Series of steps that untimely lead to the bottom-up solution:

  1. Find the Recurrence Relation
  2. Identify the Base Case(s)
  3. Write the Recursive Solution
  4. Add Memoization
  5. Convert to “Bottom-Up” DP
  6. Further Optimization

Before applying the framework, you need to make sure that your problem is a good candidate for a Dynamic Programming solution

  1. Overlapping subproblems (repeated work)
  2. Optimal Substructure (can be solved using recursion)

To identify if there’s an optimal substructure or not: assume you already know the answer for a smaller version of the input. Then see if you can use that information to solve the problem for a larger input. array assume you know the answer for the first few elements string assume you know the answer for the first few characters number assume you know the answer for smaller numbers

Recurrence relation

To formalize the optimal substructure property

A recurrence relation describes the answer to our problem in terms of answers to the same problem with smaller inputs

Example

For https://leetcode.com/problems/house-robber/ the recurrence relation is:

dp(i) = max(dp(i - 1), dp(i - 2) + treasure[i - 1]) where i is the ith house

this equation shows how to solve your problem in terms of the solutions of the same subproblems but with smaller inputs.

Notes

  • Make sure you are clear as to what the recurrence relation represents in terms of the input and the problem.
  • Decide what parameters define the subproblem

Having a clear, consistent definition of what the recurrence relation represents will help you with every step of this process.

A misunderstood recurrence relation means failure in every incoming step, you must be correct about what the parameters in the equation means in terms of the problem and the input.

The recurrence relation parameters will be indexes (of strings or arrays) or lengths that can be used to describe the size of the subproblem. (Make sure you understand the parameters used in describing the subproblem)

Identify the base case(s)

The base cases are the inputs for which we know the answer without having to use the recurrence relation. They are typically the smallest possible values for our parameters.

Think empty or small here: empty strings, empty arrays, 0, or 1.

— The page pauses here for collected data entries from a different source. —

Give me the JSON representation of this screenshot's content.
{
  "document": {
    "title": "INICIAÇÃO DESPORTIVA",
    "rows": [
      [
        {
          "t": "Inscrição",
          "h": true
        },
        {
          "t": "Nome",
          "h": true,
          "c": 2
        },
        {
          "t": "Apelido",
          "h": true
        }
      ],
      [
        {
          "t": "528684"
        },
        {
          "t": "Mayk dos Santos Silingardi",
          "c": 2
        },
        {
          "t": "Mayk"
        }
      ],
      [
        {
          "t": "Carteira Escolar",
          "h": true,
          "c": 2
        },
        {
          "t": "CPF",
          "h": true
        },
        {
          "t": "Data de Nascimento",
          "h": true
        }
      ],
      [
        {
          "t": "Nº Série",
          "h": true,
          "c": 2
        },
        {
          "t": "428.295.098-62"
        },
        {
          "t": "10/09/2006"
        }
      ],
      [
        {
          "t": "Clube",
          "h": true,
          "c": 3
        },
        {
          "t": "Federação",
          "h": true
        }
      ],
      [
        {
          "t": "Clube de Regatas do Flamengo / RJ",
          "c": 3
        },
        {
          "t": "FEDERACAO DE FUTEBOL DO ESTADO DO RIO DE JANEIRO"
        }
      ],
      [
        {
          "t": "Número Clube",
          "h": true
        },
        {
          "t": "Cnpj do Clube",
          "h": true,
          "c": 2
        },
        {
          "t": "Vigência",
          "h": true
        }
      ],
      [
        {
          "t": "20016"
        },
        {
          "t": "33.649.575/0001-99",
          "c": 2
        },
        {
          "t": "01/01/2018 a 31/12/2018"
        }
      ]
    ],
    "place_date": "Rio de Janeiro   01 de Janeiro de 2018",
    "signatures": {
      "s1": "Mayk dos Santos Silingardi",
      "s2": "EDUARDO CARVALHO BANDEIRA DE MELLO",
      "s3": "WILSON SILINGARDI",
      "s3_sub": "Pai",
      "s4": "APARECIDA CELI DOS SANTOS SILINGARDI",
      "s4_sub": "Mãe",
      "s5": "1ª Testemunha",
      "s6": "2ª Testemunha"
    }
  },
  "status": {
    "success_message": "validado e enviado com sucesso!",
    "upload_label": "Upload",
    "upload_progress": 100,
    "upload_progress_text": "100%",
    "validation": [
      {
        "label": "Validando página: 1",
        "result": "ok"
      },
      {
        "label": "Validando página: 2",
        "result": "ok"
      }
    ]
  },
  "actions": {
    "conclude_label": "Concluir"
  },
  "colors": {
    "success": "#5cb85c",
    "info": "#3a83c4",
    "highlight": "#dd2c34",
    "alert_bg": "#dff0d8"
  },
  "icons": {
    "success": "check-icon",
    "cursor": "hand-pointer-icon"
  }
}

Write the Recursive Solution

Recurrence Relation + Base case = recursive solution

recursive function A function that has the same signature as the recurrence relation. that function is the “dp” term of the recurrence relation

Add Memoization

  1. define empty dictionary keys input parameters values return of the recursive function
  2. return the value if exits before doing any recursive calls
  3. store the result if not already exist before returning back to the caller

TIP

Define the dict outside of the recursive function, and define the recursive function within the main function.

def main(a, b, c, ...):
	memo = {}
	def recursive(x, y):
		...

Now the recursive and main have access to the dictionary

Convert to “Bottom-Up” DP

Step 1: Initialize an array to store the results of the subproblems. Step 2: Fill in the base cases in the array. Step 3: Start iterating to fill in the rest of the array, up to and including the final answer

Further Optimization

You should think about further optimizations after you have a working bottom-up solution.

Often times, the recurrence relation will give you a hint as to how you can reduce the space complexity of your solution.

dp(i) = max(dp(i - 1), dp(i - 2) + treasure[i - 1])

tells that you will need only 2 previous values and not the entire DP array

Common mistakes

Avoid off-by-one errors and bugs by making the variables consistent in code with the recurrence relation.

off-by-one errors and wrong bounds errors in iterative solutions are easy to happen so make sure the definition of the recurrence relation is consistent and the use of variables is meaningful.